Republicans believe that they will be able to get parts of permitting reform done in a partisan reconciliation bill next year. These efforts seem quite likely to run aground, at least as long as something like the current rules governing reconciliation bills hold. I have heard some crazy proposals on this topic — what if skipping a permitting fight somehow became a revenue-raiser for the federal government? — but even they do not touch the deep structure of NEPA in the way a bipartisan compromise could. As Westerman toldPolitico’s Josh Siegel: “We need 60 votes in the Senate to get real permitting reform … People are just going to have to come to an agreement on what permitting reform is.” In any case, Manchin and the Democrats already tried to reform the permitting system via a partisan reconciliation bill and found it essentially impossible.

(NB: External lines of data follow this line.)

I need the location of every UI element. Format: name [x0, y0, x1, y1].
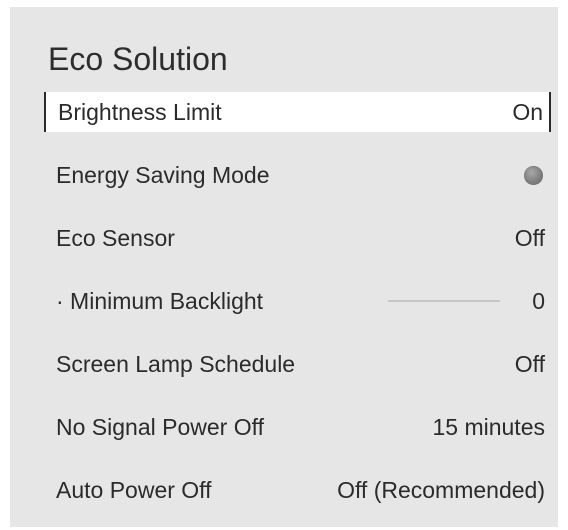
menu-item-label: Eco Sensor — [56, 224, 175, 251]
menu-item-value: 0 — [532, 287, 545, 314]
backlight-slider-group: 0 — [388, 288, 545, 315]
menu-item-minimum-backlight[interactable]: · Minimum Backlight 0 — [44, 281, 551, 321]
menu-item-label: Screen Lamp Schedule — [56, 350, 296, 377]
menu-item-label: · Minimum Backlight — [56, 287, 264, 314]
menu-item-label: Auto Power Off — [56, 476, 212, 503]
menu-item-brightness-limit[interactable]: Brightness Limit On — [44, 92, 551, 132]
menu-item-eco-sensor[interactable]: Eco Sensor Off — [44, 218, 551, 258]
menu-item-screen-lamp-schedule[interactable]: Screen Lamp Schedule Off — [44, 344, 551, 384]
menu-item-value: Off (Recommended) — [337, 476, 545, 503]
menu-item-value: Off — [514, 350, 545, 377]
menu-item-auto-power-off[interactable]: Auto Power Off Off (Recommended) — [44, 470, 551, 510]
menu-item-value: On — [512, 98, 543, 125]
backlight-slider[interactable] — [388, 300, 501, 302]
page-title: Eco Solution — [48, 41, 228, 77]
menu-item-energy-saving-mode[interactable]: Energy Saving Mode — [44, 155, 551, 195]
menu-item-no-signal-power-off[interactable]: No Signal Power Off 15 minutes — [44, 407, 551, 447]
toggle-dot-icon[interactable] — [524, 165, 543, 185]
menu-item-value: 15 minutes — [432, 413, 545, 440]
menu-item-value: Off — [514, 224, 545, 251]
menu-item-label: No Signal Power Off — [56, 413, 264, 440]
eco-solution-panel: Eco Solution Brightness Limit On Energy … — [10, 7, 558, 527]
menu-item-label: Brightness Limit — [58, 98, 222, 125]
menu-item-label: Energy Saving Mode — [56, 161, 270, 188]
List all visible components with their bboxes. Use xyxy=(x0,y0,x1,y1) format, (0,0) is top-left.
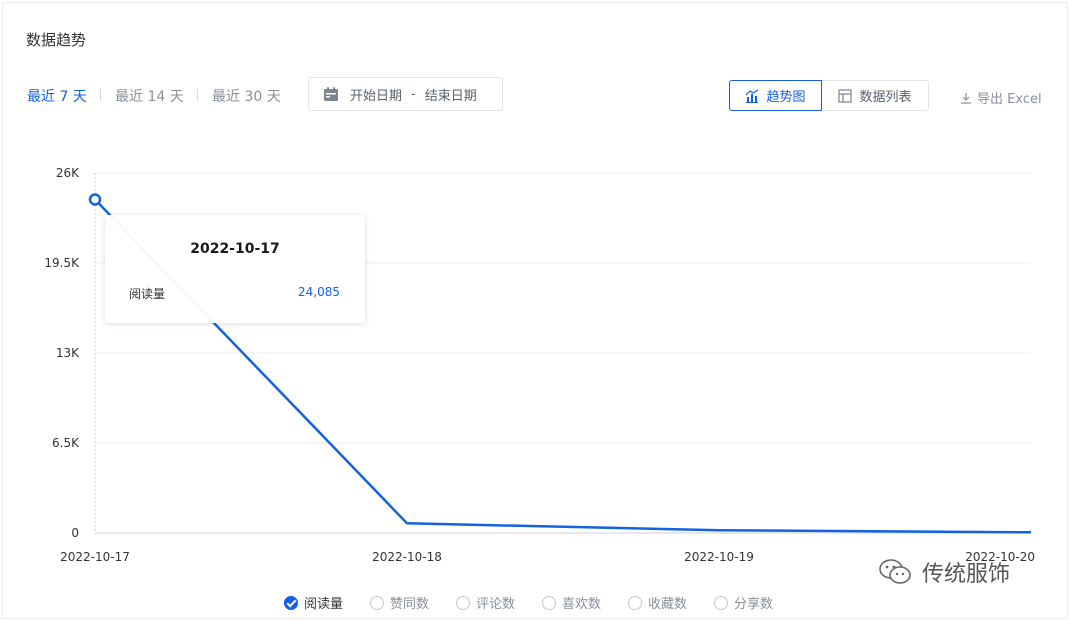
y-tick-label: 13K xyxy=(56,346,80,360)
chart-tooltip: 2022-10-17 阅读量 24,085 xyxy=(105,215,365,323)
legend-item-upvotes[interactable]: 赞同数 xyxy=(370,593,429,612)
trend-chart-tab[interactable]: 趋势图 xyxy=(729,80,822,111)
trend-chart-label: 趋势图 xyxy=(766,90,806,105)
legend-label: 收藏数 xyxy=(648,597,688,612)
y-tick-label: 19.5K xyxy=(44,256,80,270)
wechat-logo-icon xyxy=(879,559,911,584)
radio-unchecked-icon xyxy=(456,595,470,610)
tooltip-metric-value: 24,085 xyxy=(298,285,340,299)
x-tick-label: 2022-10-18 xyxy=(372,550,442,564)
legend-label: 阅读量 xyxy=(304,597,344,612)
radio-unchecked-icon xyxy=(542,595,556,610)
legend-item-reads[interactable]: 阅读量 xyxy=(284,593,343,612)
legend-item-comments[interactable]: 评论数 xyxy=(456,593,515,612)
legend-label: 评论数 xyxy=(476,597,516,612)
y-tick-label: 26K xyxy=(56,166,80,180)
y-tick-label: 0 xyxy=(71,526,79,540)
highlighted-data-point xyxy=(88,193,102,206)
x-tick-label: 2022-10-19 xyxy=(684,550,754,564)
legend-item-likes[interactable]: 喜欢数 xyxy=(542,593,601,612)
legend-label: 分享数 xyxy=(734,597,774,612)
checkbox-checked-icon xyxy=(284,595,298,610)
legend-item-favorites[interactable]: 收藏数 xyxy=(628,593,687,612)
wechat-watermark: 传统服饰 xyxy=(878,556,1010,588)
legend-label: 赞同数 xyxy=(390,597,430,612)
legend-item-shares[interactable]: 分享数 xyxy=(714,593,773,612)
tooltip-metric-label: 阅读量 xyxy=(129,287,166,301)
x-tick-label: 2022-10-17 xyxy=(60,550,130,564)
chart-icon xyxy=(746,88,759,103)
tooltip-date: 2022-10-17 xyxy=(190,241,280,257)
legend-label: 喜欢数 xyxy=(562,597,602,612)
watermark-text: 传统服饰 xyxy=(922,562,1011,587)
radio-unchecked-icon xyxy=(628,595,642,610)
y-tick-label: 6.5K xyxy=(52,436,80,450)
radio-unchecked-icon xyxy=(370,595,384,610)
radio-unchecked-icon xyxy=(714,595,728,610)
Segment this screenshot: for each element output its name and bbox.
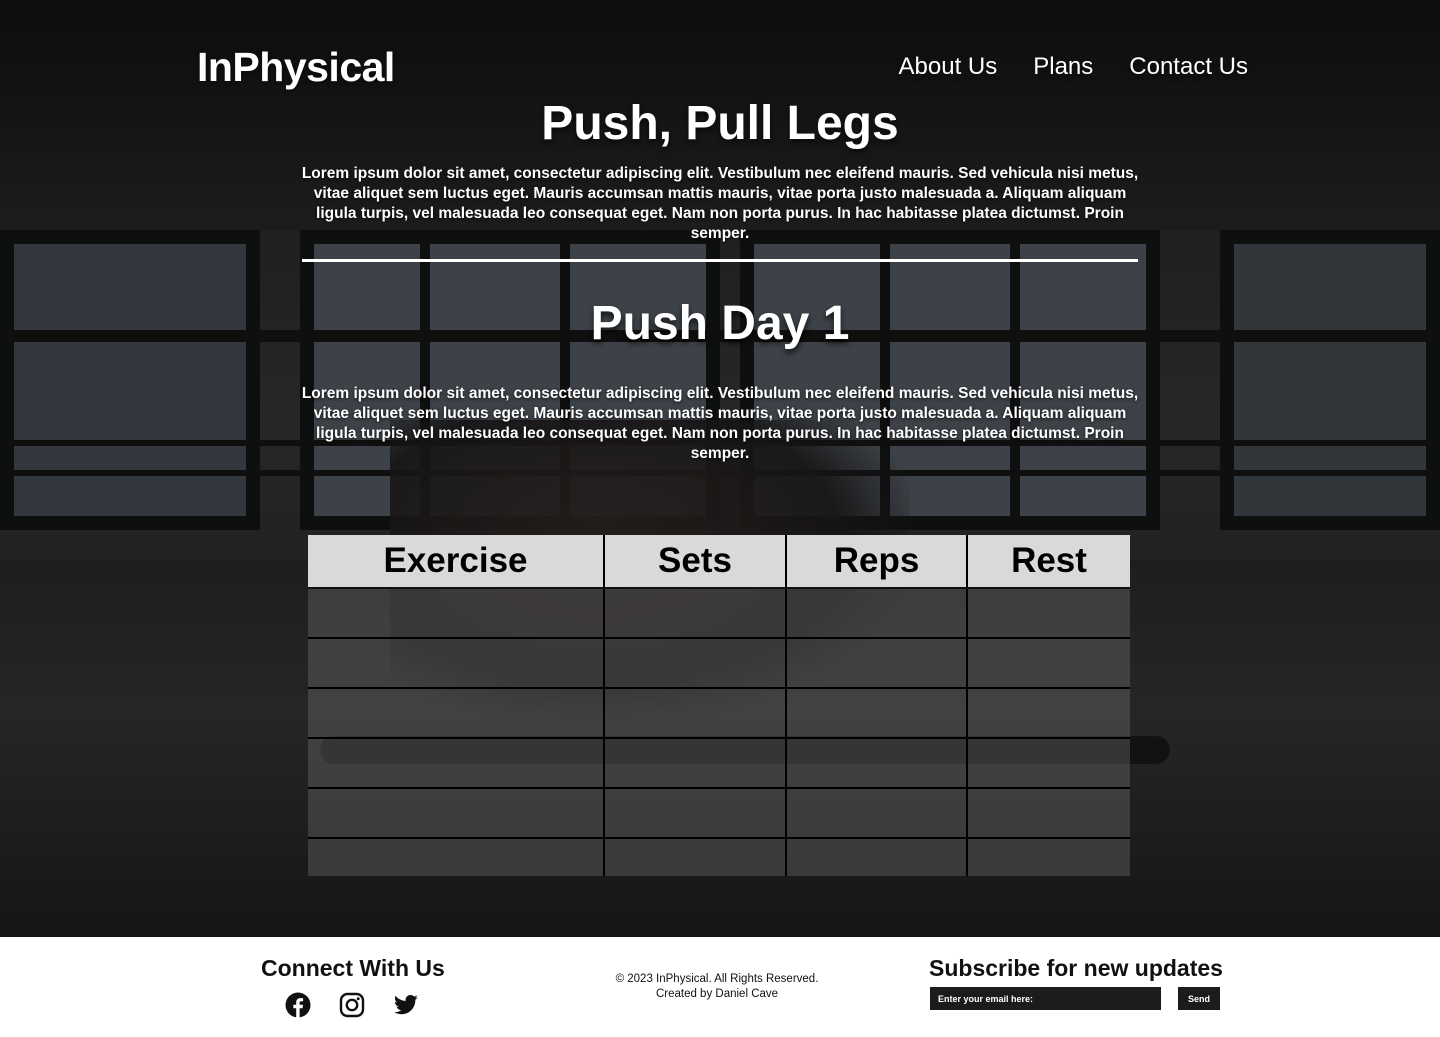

Even if reconciliation fails, Republicans say, they will still be in a better negotiating position next year than this year because the party will control a few more Senate votes. But will they? The GOP will just have come off a difficult fight over tax reform. Twelve or 24 months from now, demands on the country’s electricity grid are likely to be higher than they are today, and the risk of blackouts will be higher than before. The lack of a robust transmission network will hinder the ability to build a massive new AI infrastructure, as some of Trump’s tech industry backers hope. But 12 or 24 months from now, too, Democrats — furious at Trump — are not going to be in a dealmaking mood, and Republicans have relatively few ways to bring them to the table.
In any case, savvy Republicans should have realized that it is important to get supply-side economic reforms done as early in a president’s four-year term as possible. Such changes take time to filter through the system and turn into real projects and real economic activity; passing the law as early as possible means that the president’s party can enjoy them and campaign on them.
All of it starts to seem more and more familiar. When Manchin and Barrasso unveiled their compromise earlier this year, Democrats didn’t act quickly on it. They felt confident that the window for a deal wouldn’t close — and they looked forward to a potential trifecta, when they would be able to get even more done (and reject some of Manchin’s fossil fuel-friendly compromises).
Democrats, I think, wound up regretting the cavalier attitude that they brought to permitting reform before Trump’s win. But now the GOP is acting the same way: It is rejecting compromises, believing that it will be able to strike a better deal on permitting issues during its forthcoming trifecta. That was a mistake when Democrats did it. I think it will be a mistake for Republicans, too.